"Canada's answer to Elmore Leonard is going places" -- Toronto Star
Detectives Price and McKeon are called to the scene -- a husband and
wife found slumped in their car, parked sideways on a busy downtown
on-ramp, a bullet in each of their heads. That's what's in the papers,
and that's all the public sees. Toronto the Good, with occasional specks
of random badness. But behind that disposable headline, Toronto's shadow
city sprawls outwards, a grasping and vicious economy of drugs, guns,
sex, and gold bullion. And that shadow city feels just like home for Get
-- a Detroit boy, project-raised, ex-army, Iraq and Afghanistan, only
signed up for the business opportunities, plenty of them over there. Now
he's back, and he's been sent up here by his family to sell guns to
Toronto's fast-rising biker gangs, maybe even see about a partnership.
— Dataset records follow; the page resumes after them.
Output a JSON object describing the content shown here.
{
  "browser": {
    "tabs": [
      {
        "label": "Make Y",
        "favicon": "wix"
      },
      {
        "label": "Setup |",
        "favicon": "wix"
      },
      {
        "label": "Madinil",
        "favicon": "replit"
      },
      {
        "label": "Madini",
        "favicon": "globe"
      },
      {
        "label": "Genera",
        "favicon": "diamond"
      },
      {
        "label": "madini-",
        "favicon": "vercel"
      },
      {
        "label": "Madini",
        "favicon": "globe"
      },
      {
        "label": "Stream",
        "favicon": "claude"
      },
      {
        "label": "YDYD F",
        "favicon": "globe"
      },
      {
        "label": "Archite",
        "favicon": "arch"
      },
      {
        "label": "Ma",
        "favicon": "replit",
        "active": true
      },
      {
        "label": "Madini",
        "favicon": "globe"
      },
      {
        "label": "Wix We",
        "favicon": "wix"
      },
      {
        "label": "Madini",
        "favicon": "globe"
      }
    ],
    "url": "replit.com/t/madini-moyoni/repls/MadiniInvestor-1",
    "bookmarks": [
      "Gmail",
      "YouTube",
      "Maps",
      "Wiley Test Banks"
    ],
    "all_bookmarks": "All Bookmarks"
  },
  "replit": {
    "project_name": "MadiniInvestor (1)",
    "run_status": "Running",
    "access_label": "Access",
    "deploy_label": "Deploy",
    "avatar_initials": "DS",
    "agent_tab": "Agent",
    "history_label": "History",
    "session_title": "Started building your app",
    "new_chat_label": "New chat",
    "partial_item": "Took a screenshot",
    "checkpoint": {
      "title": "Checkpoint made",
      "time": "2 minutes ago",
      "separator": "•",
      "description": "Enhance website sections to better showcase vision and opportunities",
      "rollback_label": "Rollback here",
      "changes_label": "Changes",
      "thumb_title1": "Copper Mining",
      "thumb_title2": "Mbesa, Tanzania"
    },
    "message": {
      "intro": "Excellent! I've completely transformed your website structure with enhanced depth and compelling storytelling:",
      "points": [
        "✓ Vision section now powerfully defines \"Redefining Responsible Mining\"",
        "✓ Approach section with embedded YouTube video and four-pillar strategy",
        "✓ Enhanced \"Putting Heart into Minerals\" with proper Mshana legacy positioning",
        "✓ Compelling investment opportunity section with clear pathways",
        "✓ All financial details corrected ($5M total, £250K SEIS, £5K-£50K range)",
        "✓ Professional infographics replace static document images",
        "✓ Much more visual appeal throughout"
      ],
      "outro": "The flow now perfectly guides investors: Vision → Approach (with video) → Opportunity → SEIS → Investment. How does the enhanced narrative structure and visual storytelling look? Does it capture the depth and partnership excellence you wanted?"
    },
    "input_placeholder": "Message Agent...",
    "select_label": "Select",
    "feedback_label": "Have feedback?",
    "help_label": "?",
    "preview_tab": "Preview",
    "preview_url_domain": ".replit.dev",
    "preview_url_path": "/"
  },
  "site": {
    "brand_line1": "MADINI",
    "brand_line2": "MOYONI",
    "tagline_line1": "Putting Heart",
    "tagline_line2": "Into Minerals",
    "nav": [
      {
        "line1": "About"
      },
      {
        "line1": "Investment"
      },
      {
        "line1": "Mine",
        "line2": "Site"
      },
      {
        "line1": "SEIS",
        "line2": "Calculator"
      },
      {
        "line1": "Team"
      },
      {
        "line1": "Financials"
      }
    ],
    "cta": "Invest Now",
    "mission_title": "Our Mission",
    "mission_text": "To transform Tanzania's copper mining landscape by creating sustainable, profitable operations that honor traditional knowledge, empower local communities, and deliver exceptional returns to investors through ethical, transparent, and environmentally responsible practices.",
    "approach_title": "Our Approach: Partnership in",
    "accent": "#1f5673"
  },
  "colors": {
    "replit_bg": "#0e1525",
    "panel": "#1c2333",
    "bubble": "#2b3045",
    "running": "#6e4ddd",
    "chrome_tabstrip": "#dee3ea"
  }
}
The man Get needs to talk to is Nugs, leader of the Saints of Hell. Nugs
is overseeing unprecedented progress, taking the club national, uniting
bikers coast-to-coast (by force if necessary), pushing back against the
Italians, and introducing a veneer of respectability. Beards trimmed to
goatees, golf shirts instead of leather jackets, and SUVs replacing the
bikes. And now the cops can't tell the difference between bikers and
bankers.Detectives Price and McKeon? All they can do is watch and
grimace and drink, and sweep up the detritus left in crime's wake --
dead hookers, cops corrupted and discarded, anyone else too slow and
weak to keep up, or too stupid not to get out of the way. This is
Toronto's shadow city, and you won't recognize it.